The detail above is from a large mosaic discovered in the House of the Faun (Pompeii) in 1831 and now in the National Archaeological Museum (Naples). It depicts a frantic Darius III being confronted by Alexander at the Battle of Issus in 333 BC, the charioteer of the king's quadriga determined to escape. Symbolically, the bow is unstrung and the quiver empty.

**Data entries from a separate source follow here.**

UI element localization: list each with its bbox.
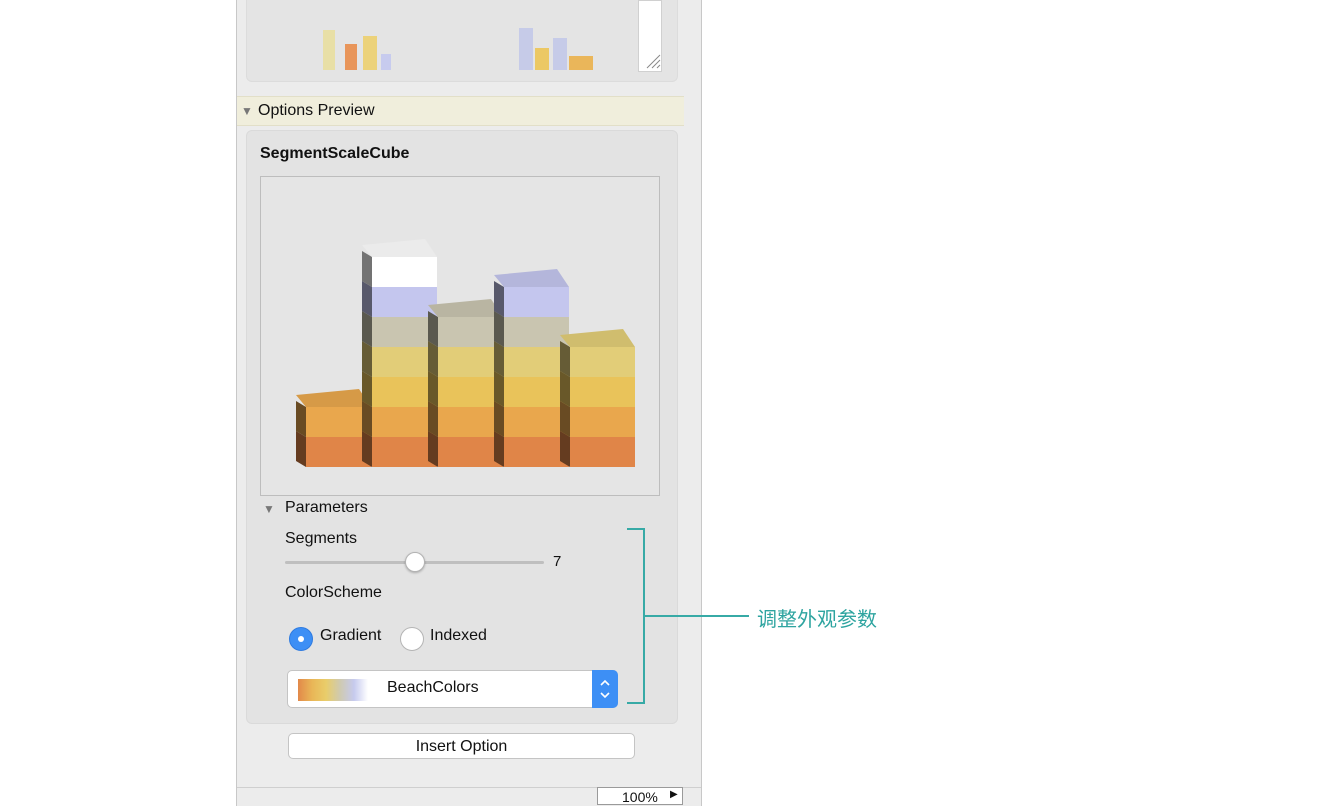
segments-label: Segments — [285, 530, 358, 547]
chart-bar-top — [494, 269, 569, 287]
color-scheme-select[interactable]: BeachColors — [287, 670, 618, 708]
chart-segment — [306, 407, 371, 437]
chart-segment — [438, 437, 503, 467]
thumbnail-1 — [323, 30, 391, 70]
chart-segment — [570, 407, 635, 437]
chart-bar-top — [296, 389, 371, 407]
chart-segment — [372, 377, 437, 407]
parameters-label: Parameters — [285, 499, 368, 516]
plot-preview-frame — [260, 176, 660, 496]
chart-segment — [504, 287, 569, 317]
chart-segment-side — [560, 401, 570, 437]
chart-segment — [306, 437, 371, 467]
indexed-radio-label[interactable]: Indexed — [430, 627, 487, 645]
chart-segment — [438, 347, 503, 377]
chart-segment-side — [362, 431, 372, 467]
segments-slider-knob[interactable] — [404, 552, 425, 572]
chart-segment-side — [560, 371, 570, 407]
thumbnail-2 — [519, 28, 593, 70]
gradient-radio[interactable] — [289, 627, 313, 651]
chart-segment — [504, 437, 569, 467]
chart-segment-side — [428, 311, 438, 347]
annotation-bracket — [627, 528, 645, 704]
chart-segment — [372, 257, 437, 287]
segments-value: 7 — [553, 553, 562, 570]
chart-bar-2 — [362, 239, 437, 467]
chart-bar-top — [428, 299, 503, 317]
options-preview-header[interactable]: ▼ Options Preview — [237, 96, 684, 126]
chart-segment — [504, 347, 569, 377]
chart-segment — [372, 317, 437, 347]
chart-bar-1 — [296, 389, 371, 467]
chart-segment-side — [428, 341, 438, 377]
chart-segment-side — [362, 401, 372, 437]
chart-segment — [504, 407, 569, 437]
chart-segment-side — [362, 311, 372, 347]
zoom-control[interactable]: 100% ▶ — [597, 787, 683, 805]
thumbnail-gallery[interactable] — [246, 0, 678, 82]
chart-segment-side — [494, 341, 504, 377]
chart-segment — [504, 317, 569, 347]
chart-segment — [570, 377, 635, 407]
chart-segment — [504, 377, 569, 407]
insert-option-button[interactable]: Insert Option — [288, 733, 635, 759]
segment-cube-chart — [296, 239, 635, 467]
options-preview-title: Options Preview — [258, 102, 375, 119]
chart-segment — [372, 347, 437, 377]
chart-bar-top — [362, 239, 437, 257]
resize-grip[interactable] — [638, 0, 662, 72]
indexed-radio[interactable] — [400, 627, 424, 651]
resize-grip-icon — [646, 54, 661, 69]
chart-segment — [438, 317, 503, 347]
annotation-connector — [645, 615, 749, 617]
chart-segment-side — [296, 431, 306, 467]
chart-segment-side — [296, 401, 306, 437]
chart-segment-side — [362, 371, 372, 407]
chart-bar-5 — [560, 329, 635, 467]
thumbnail-icons — [323, 28, 593, 70]
color-gradient-swatch — [298, 679, 368, 701]
chevron-up-down-icon — [600, 679, 610, 699]
chart-segment — [570, 437, 635, 467]
chart-segment-side — [560, 341, 570, 377]
chart-segment-side — [362, 341, 372, 377]
chart-segment — [570, 347, 635, 377]
annotation-text: 调整外观参数 — [757, 609, 877, 631]
chart-segment-side — [428, 401, 438, 437]
chart-segment-side — [494, 281, 504, 317]
gradient-radio-label[interactable]: Gradient — [320, 627, 381, 645]
chart-segment-side — [494, 401, 504, 437]
chart-segment — [372, 287, 437, 317]
chart-bar-4 — [494, 269, 569, 467]
parameters-disclosure-icon[interactable]: ▼ — [263, 502, 275, 516]
chart-segment-side — [362, 251, 372, 287]
chart-segment-side — [428, 431, 438, 467]
chart-segment — [438, 407, 503, 437]
chart-segment-side — [494, 311, 504, 347]
chart-segment-side — [494, 371, 504, 407]
zoom-menu-arrow-icon[interactable]: ▶ — [670, 789, 678, 800]
plot-name: SegmentScaleCube — [260, 145, 410, 162]
colorscheme-label: ColorScheme — [285, 584, 382, 601]
color-scheme-value: BeachColors — [387, 679, 479, 696]
zoom-value: 100% — [622, 789, 658, 805]
chart-segment-side — [560, 431, 570, 467]
chart-segment-side — [428, 371, 438, 407]
chart-bar-3 — [428, 299, 503, 467]
chart-segment — [372, 407, 437, 437]
disclosure-triangle-icon[interactable]: ▼ — [241, 104, 253, 118]
chart-segment — [372, 437, 437, 467]
select-stepper-arrows[interactable] — [592, 670, 618, 708]
chart-segment-side — [362, 281, 372, 317]
chart-segment — [438, 377, 503, 407]
chart-segment-side — [494, 431, 504, 467]
chart-bar-top — [560, 329, 635, 347]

References: Xenophon: Cyropaedia (1914) translated by Walter Miller (Loeb Classical Library); Xenophon: The Persian Expedition (1949) translated by Rex Warner (Penguin Classics); Lucretius: The Nature of the Universe (1951) translated by Ronald Latham (Penguin Classics); Diodorus Siculus: Library of History (1933) translated by C. H. Oldfather (Loeb Classical Library); Appian: The Foreign Wars (1913) translated by Horace White (Loeb Classical Library); Vegetius: Epitome of Military Science (1996) translated by N. P. Milner; "On the Origin of the Scythed Chariots" (2004) by Alexander K. Nefiodkin, Historia: Zeitschrift für Alte Geschichte, 53(3), 369-378; Herodian: History of the Empire (1969) translated by C. R. Whittaker (Loeb Classical Library); A Roman Reformer and Inventor: Being a New Text of the Treatise De Rebus Bellicis (1952) translated by E. A. Thompson; "Curiosities of Ancient Warfare" (1950) by R. F. Glover, Greece & Rome, 19(55), 1-9.